Ariel Ninas - Nem sempre. Quando nasce o instrumento, é na elite social das catedrais e mosteiros no século XI (“symphonia” ou “organistrum”) para o acompanhamento aos primeiros cantos polifónicos europeus. Um século depois, os jograis das cantigas medievais provençais e galego-portuguesas também a usaram (vejam as magníficas miniaturas do Cancioneiro das Cantigas de Santa María de Afonso X). Há um documento do século XIV na França que já fala de um ceguinho sanfonista nómada que andava os caminhos para cantar as canções em distintas vilas. Estes personagens são uma evolução daqueles jograis medievais que os senhores feudais já não mantinham e tiveram que buscar o seu sustento económico ganhando a vida e “vendendo” a sua arte em feiras e romarias e que transmitiam oralmente. A partir do século XVIII também vendiam os folhetos e pregos de cordel onde estavam escritas as suas canções (vidas de santos, crimes, feitos históricos,...). Eles não só tocavam sanfona mas também outros instrumentos que lhes permitissem cantar. Estes músicos pervaleceram na Península Ibérica até começos do século XX quando morrem os seus últimos tocadores (no sul da Galiza e norte de Portugal) e os primeiros folcloristas galegos registam e resgatam da perda (Perfecto Feijóo e Faustino Santalices). Mas obviamente as pessoas cegas continuam a tocar depois com violino, violão, concertina ou gaita-de-fole.

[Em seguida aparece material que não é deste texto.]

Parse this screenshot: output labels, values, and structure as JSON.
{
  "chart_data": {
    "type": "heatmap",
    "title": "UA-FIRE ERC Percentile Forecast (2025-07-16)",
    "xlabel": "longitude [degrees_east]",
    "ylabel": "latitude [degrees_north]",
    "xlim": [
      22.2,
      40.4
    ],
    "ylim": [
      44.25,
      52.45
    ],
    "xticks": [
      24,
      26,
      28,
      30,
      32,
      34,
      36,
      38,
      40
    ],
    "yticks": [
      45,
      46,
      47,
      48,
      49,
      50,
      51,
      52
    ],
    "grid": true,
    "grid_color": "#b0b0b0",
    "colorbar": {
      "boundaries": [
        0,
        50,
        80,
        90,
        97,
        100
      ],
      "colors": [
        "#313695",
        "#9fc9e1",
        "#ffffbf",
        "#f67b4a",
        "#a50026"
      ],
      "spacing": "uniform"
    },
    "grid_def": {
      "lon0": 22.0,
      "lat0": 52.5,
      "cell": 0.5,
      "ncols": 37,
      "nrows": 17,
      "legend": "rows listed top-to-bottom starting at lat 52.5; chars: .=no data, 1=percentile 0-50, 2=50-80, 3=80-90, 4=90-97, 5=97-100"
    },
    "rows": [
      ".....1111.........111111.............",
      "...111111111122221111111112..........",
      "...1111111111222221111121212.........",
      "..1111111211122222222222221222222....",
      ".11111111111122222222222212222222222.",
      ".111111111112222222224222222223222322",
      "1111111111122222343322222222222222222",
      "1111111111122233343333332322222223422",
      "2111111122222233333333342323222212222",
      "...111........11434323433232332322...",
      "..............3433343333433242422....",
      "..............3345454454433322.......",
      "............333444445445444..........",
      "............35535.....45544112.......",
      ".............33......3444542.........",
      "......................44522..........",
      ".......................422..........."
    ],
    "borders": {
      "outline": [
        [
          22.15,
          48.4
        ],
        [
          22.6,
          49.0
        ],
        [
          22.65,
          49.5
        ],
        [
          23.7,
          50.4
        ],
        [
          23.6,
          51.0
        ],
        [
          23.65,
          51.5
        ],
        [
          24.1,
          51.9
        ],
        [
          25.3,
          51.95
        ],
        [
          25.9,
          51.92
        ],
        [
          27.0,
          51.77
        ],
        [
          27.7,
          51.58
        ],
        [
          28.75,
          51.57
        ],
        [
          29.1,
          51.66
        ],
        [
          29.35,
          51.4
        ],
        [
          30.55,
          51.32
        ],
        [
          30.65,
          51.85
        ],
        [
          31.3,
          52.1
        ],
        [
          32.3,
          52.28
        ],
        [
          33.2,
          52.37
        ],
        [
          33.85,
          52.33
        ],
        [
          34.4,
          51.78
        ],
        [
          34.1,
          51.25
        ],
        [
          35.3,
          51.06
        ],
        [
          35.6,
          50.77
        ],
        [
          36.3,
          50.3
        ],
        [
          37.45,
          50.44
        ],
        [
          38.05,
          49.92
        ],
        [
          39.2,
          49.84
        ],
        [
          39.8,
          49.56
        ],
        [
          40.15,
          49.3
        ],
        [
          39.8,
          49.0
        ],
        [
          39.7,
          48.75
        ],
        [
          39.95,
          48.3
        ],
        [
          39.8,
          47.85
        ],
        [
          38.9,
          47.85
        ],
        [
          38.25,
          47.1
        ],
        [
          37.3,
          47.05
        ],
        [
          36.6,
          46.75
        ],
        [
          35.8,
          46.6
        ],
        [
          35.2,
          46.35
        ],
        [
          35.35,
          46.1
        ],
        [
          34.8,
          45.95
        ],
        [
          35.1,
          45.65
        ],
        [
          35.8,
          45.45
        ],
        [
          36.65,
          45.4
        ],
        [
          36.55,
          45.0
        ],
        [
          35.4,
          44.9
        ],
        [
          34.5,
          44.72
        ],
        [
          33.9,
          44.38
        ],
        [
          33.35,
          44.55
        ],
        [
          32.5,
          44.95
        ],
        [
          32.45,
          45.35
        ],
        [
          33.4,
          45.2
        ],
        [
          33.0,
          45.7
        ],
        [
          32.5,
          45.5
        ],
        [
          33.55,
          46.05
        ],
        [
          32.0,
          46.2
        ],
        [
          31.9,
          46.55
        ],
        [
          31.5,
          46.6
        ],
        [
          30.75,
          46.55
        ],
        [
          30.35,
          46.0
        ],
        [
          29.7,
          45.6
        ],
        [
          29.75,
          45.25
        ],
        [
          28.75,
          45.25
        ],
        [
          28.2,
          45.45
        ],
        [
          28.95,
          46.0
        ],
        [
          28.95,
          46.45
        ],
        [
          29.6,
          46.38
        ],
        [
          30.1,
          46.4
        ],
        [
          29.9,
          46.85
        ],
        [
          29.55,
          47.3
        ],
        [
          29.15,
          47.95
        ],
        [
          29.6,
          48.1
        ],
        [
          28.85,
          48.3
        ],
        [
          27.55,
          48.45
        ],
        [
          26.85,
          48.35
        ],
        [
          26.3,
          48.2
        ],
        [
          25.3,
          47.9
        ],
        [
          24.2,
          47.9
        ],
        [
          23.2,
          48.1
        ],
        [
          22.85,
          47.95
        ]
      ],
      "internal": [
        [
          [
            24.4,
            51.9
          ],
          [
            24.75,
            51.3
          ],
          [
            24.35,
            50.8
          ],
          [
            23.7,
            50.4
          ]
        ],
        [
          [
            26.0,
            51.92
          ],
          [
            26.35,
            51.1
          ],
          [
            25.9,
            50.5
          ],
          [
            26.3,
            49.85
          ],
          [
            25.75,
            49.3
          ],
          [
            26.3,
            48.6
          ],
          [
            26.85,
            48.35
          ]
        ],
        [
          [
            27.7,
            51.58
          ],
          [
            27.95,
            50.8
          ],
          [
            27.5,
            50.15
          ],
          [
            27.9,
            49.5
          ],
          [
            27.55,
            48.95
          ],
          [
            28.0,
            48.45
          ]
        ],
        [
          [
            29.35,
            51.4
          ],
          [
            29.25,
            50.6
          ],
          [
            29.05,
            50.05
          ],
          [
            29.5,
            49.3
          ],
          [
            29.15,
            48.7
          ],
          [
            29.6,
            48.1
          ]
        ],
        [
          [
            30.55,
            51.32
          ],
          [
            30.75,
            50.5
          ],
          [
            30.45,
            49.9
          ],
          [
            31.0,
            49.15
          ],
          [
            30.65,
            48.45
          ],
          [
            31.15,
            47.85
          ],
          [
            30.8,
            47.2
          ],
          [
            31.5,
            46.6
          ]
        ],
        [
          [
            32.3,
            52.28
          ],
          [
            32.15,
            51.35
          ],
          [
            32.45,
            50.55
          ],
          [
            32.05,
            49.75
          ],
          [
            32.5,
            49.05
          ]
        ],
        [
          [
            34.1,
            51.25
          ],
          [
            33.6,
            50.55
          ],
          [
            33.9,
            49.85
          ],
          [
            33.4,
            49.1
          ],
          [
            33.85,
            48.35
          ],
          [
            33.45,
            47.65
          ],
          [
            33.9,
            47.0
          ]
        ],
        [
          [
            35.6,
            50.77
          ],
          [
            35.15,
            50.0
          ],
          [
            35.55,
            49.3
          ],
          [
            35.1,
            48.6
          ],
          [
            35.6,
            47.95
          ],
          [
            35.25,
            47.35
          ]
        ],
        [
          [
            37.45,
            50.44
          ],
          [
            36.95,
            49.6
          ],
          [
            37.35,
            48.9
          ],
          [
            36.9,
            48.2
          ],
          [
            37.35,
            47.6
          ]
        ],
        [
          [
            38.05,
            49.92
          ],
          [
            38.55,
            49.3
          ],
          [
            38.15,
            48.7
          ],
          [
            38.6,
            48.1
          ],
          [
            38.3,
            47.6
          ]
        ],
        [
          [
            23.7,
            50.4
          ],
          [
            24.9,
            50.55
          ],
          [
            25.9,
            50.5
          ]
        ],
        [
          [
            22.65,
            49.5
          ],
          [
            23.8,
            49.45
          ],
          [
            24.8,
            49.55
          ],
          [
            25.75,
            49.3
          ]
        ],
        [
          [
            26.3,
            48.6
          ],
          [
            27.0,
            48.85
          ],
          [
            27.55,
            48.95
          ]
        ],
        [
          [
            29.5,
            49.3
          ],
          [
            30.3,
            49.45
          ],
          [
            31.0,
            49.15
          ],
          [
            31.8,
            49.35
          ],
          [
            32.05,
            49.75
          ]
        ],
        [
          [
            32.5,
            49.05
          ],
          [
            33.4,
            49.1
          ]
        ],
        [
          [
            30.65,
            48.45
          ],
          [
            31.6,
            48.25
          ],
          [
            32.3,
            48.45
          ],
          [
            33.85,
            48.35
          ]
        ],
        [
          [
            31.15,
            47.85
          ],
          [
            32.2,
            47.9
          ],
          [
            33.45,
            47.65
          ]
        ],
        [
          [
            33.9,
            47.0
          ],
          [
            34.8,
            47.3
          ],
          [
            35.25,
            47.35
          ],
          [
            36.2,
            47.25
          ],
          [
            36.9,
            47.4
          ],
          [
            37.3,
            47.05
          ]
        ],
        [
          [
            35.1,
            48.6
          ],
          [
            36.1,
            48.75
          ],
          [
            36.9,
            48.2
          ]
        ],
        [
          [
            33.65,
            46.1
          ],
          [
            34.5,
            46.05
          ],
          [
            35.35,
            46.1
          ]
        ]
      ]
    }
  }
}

PR - No próximo dia 26 de Agosto, as canções deste disco são apresentadas no Auditório Municipal do Peso da Régua. O que é o público pode esperar deste concerto?

Ariel Ninas - Um concerto entretido e interessante com uns textos muito diversos que falam de amores tristes, namoros divertidos, crimes horríveis, romances engraçados, vida de santa,... tudo cantado com o sotaque beirense do César Prata e o o meu galego próprio. Não há só voz ou sanfona, também distintas guitarras, adufes, gaita de beiços, percussões miúdas... E algo que não incluímos no disco como é a voz de algum informante ao começo de alguma canção. Vai ser algo mais de uma hora da nossa versão de música popular galego-portuguesa que cantaram ceguinhos e ceguinhas no quadro noroeste da Península Ibérica. Estou certo que a gente vai confirmar as semelhanças culturais entre as duas beiras do Minho que a fronteira política não pode separar.